6. Agreed upon at (supra-)national level, enforced at firm level
Quota are ‘agreed upon’ at an aggregated, national or sometimes even supranational level. But there is no single national or international firm in which it needs to be enforced – it’s enforced at the firm level. This can give very awkward, unfair situations in which a certain firm is forced to choose for a woman because other firms have more men in their top management. Alternatively, it may be decided that every firm needs to have at least 40% (or 30%, or whatever) female representation. It is very easy to imagine how this may sound ‘nice’ (to some) at an aggregated level, but how it is completely unfair to a certain firm with a relatively small board, where at a certain point (let’s say by a process of randomness) the good candidates happen to be male. Imagine a firm with 5 board members – are we going to force this firm to have 2 female board members, regardless qualifications? Or vice versa, when the 5 candidates are female? Having more women in boardrooms might not be better This list is a lot shorter than the one regarding fairness, foremost because anything that is unfair almost by definition can’t be better, which means that many of the mentioned point could (but will not) be reiterated.

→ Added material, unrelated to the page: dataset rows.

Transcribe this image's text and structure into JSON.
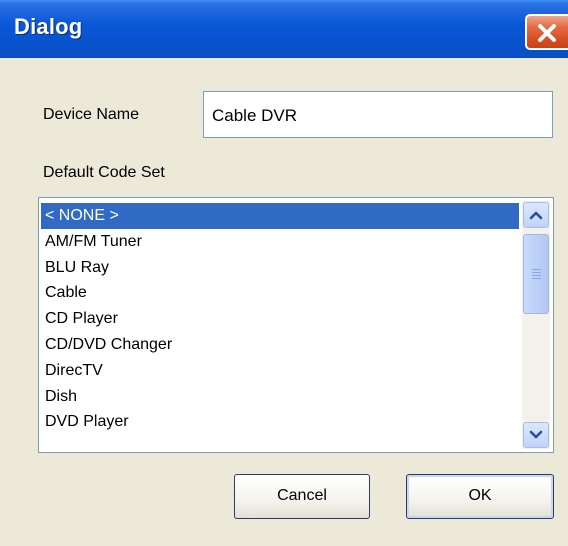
{
  "window": {
    "title": "Dialog"
  },
  "form": {
    "device_name_label": "Device Name",
    "device_name_value": "Cable DVR",
    "code_set_label": "Default Code Set"
  },
  "code_set_list": {
    "items": [
      "< NONE >",
      "AM/FM Tuner",
      "BLU Ray",
      "Cable",
      "CD Player",
      "CD/DVD Changer",
      "DirecTV",
      "Dish",
      "DVD Player"
    ],
    "selected": "< NONE >"
  },
  "buttons": {
    "cancel_label": "Cancel",
    "ok_label": "OK"
  },
  "colors": {
    "selection": "#316ac5",
    "titlebar": "#0a58d8",
    "close_button": "#d84f25",
    "dialog_background": "#ece9d8"
  },
  "icons": {
    "close": "close-icon",
    "scroll_up": "chevron-up-icon",
    "scroll_down": "chevron-down-icon"
  }
}
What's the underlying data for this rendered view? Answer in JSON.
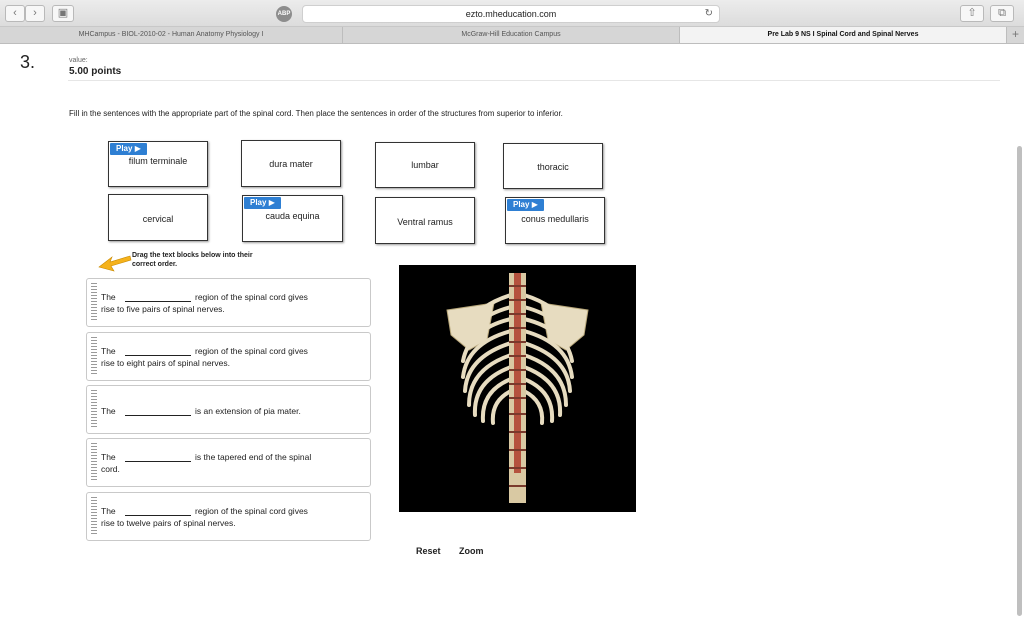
{
  "browser": {
    "url": "ezto.mheducation.com",
    "tabs": [
      "MHCampus - BIOL-2010-02 - Human Anatomy Physiology I",
      "McGraw-Hill Education Campus",
      "Pre Lab 9 NS I Spinal Cord and Spinal Nerves"
    ],
    "abp": "ABP"
  },
  "question": {
    "number": "3.",
    "value_label": "value:",
    "points": "5.00 points",
    "instructions": "Fill in the sentences with the appropriate part of the spinal cord. Then place the sentences in order of the structures from superior to inferior."
  },
  "word_bank": [
    {
      "label": "filum terminale",
      "play": "Play"
    },
    {
      "label": "dura mater",
      "play": ""
    },
    {
      "label": "lumbar",
      "play": ""
    },
    {
      "label": "thoracic",
      "play": ""
    },
    {
      "label": "cervical",
      "play": ""
    },
    {
      "label": "cauda equina",
      "play": "Play"
    },
    {
      "label": "Ventral ramus",
      "play": ""
    },
    {
      "label": "conus medullaris",
      "play": "Play"
    }
  ],
  "drag_hint": [
    "Drag the text blocks below into their",
    "correct order."
  ],
  "sentences": [
    {
      "start": "The",
      "rest": "region of the spinal cord gives",
      "line2": "rise to five pairs of spinal nerves."
    },
    {
      "start": "The",
      "rest": "region of the spinal cord gives",
      "line2": "rise to eight pairs of spinal nerves."
    },
    {
      "start": "The",
      "rest": "is an extension of pia mater.",
      "line2": ""
    },
    {
      "start": "The",
      "rest": "is the tapered end of the spinal",
      "line2": "cord."
    },
    {
      "start": "The",
      "rest": "region of the spinal cord gives",
      "line2": "rise to twelve pairs of spinal nerves."
    }
  ],
  "image_alt": "spine-image",
  "buttons": {
    "reset": "Reset",
    "zoom": "Zoom"
  },
  "colors": {
    "play": "#2e7fd3",
    "arrow": "#f5b21b",
    "spine_bg": "#000000",
    "bone": "#e7dcc0",
    "cord": "#b5523e"
  }
}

1. Guys might be better at the job
As already argued, men MIGHT be better at whatever happens in boardrooms. I don’t think we can be sure now, but it might very well be possible.
2. Opportunity costs
If we enforce that women storm the boardroom ranks this may be harmful if better male candidates would have been available. But there is another potential cost: opportunity costs. In the situation that these women would not become board members, what would they have done? They might have become an invaluable member of parliament. Regardless individual situations, changing the dynamics of boardroom ‘elections’ is something we should not take lightly, because it could have major effects outside boardrooms as well.
3. Risk taking
Very often-heard: women are better risk takers. Or actually, they take less risk. Or whatever – they’re better with risks. Firstly, people, RISK IS NOT BY DEFINITION BAD. If the Wright brothers would have been less risky things may have looked a lot more difficult regarding your next holiday to Australia, to name one example. Some people (and other people as well) have the guts to conjecture something like the following:
Would the economic crisis have happened if women had been in charge – if instead of Lehman Brothers it has been Lehman Sisters?
This is very intoxicating, without any factual basis – and that by a Vice-President of the European Commission (which, for your information, is an institution specialising in taking away power from those who earned it by merit or by fair democratic elections, itself lacking any democratic accountability or legitimacy). Some factual investigations, on the contrary, even find that women bankers are linked to increased risk-taking. Thus… So, I find it very hard to support the case for enforcing more women in boardrooms. I wouldn’t care a bit if women would start to dominate boardrooms, but I do care that government bodies (without democratic legitimacy or accountability) call for quota because ‘it might be the right thing.’ To me, the absence of good arguments hints at jealousy. The discussion is geared towards feelings of good and bad – ‘women should not be discriminated against.’ Nobody would disagree, of course. But by focusing on boardrooms the arguments loses strength: why only boardrooms? By exactly the same lines I might ‘demand’ that 40% of garbage ‘men’ should be women, or that 40% of the lower ranks of financial organisations are comprised of women as well. Or that at least 40% of HR specialists should be male. No firm should be forced to pick the woman (or the man). They should pick the person that is the best choice for the job – regardless the gender.